I am also using a Darlington pair to control the backlight with an Arduino. The backlight is on almost all the time, and occasionally is pulsed off for about 30ms. I don't think this is relevant to the problem but can provide more details if necessary.
Problem
After about 10-30 minutes of use, one or more of the rows of LEDs will go out. If I measure the voltage across each LED in the broken row, most LEDs are at about 0.8V and one has about 8.0V across it. No current is flowing. Sometimes resoldering the pins or tapping the LED fixes this. Sometimes it has to be replaced. In any case I only get another 10-30 minutes of use before another one goes out.
Another observation is that the whole back side of the board is kind of sticky. You can see this in the picture above. I wonder if it is getting too hot and the solder is becoming compromised (perhaps exuding flux??).
Question
What should I try to improve the reliability? I've already tried running it at a lower voltage to get the current safely below the rated maximum. I wonder if I need to use a different kind of solder? Or some kind of heat sink? The LEDs get hot to the touch but not unbearably so.
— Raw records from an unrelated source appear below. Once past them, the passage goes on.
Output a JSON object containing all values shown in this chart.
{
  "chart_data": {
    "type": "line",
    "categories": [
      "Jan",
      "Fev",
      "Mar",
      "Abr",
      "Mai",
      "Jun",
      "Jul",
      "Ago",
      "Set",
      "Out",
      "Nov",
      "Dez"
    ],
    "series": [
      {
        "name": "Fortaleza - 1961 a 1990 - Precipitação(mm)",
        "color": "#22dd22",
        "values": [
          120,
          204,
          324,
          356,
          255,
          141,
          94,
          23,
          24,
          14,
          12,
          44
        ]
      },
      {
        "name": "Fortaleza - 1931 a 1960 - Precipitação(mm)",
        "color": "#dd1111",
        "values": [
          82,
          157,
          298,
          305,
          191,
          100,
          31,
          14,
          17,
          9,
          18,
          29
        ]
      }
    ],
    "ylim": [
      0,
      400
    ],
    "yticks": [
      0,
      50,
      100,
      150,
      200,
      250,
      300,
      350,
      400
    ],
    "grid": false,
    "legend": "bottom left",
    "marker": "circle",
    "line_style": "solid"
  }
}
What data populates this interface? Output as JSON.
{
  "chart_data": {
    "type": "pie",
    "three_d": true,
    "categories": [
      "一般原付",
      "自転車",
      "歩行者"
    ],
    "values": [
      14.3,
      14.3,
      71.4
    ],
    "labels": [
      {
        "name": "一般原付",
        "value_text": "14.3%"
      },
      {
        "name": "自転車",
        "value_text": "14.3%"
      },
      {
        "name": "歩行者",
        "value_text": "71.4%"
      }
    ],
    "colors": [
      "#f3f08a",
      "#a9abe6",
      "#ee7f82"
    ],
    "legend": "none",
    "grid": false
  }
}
Edit, after trying suggestions
Thanks everyone for the tips! I did something quite simple -- pointed a computer fan to blow air across the array -- and it worked fantastically! I guess this is really obvious to many of you but I was surprised at how enormous the difference was.
Without fan:
- 25mA per row -> 39C
- 33mA per row -> 41C
- 40mA per row -> 48C
- 55mA per row -> 52C
So we get into the "danger zone" of temperature well before reaching the maximum current per LED.
With fan:
- 35mA per row -> 26C
- 60mA per row -> 30C
- 90mA per row -> 34C
I ran it at 90mA per row and 34C for over an hour with no problems. Great!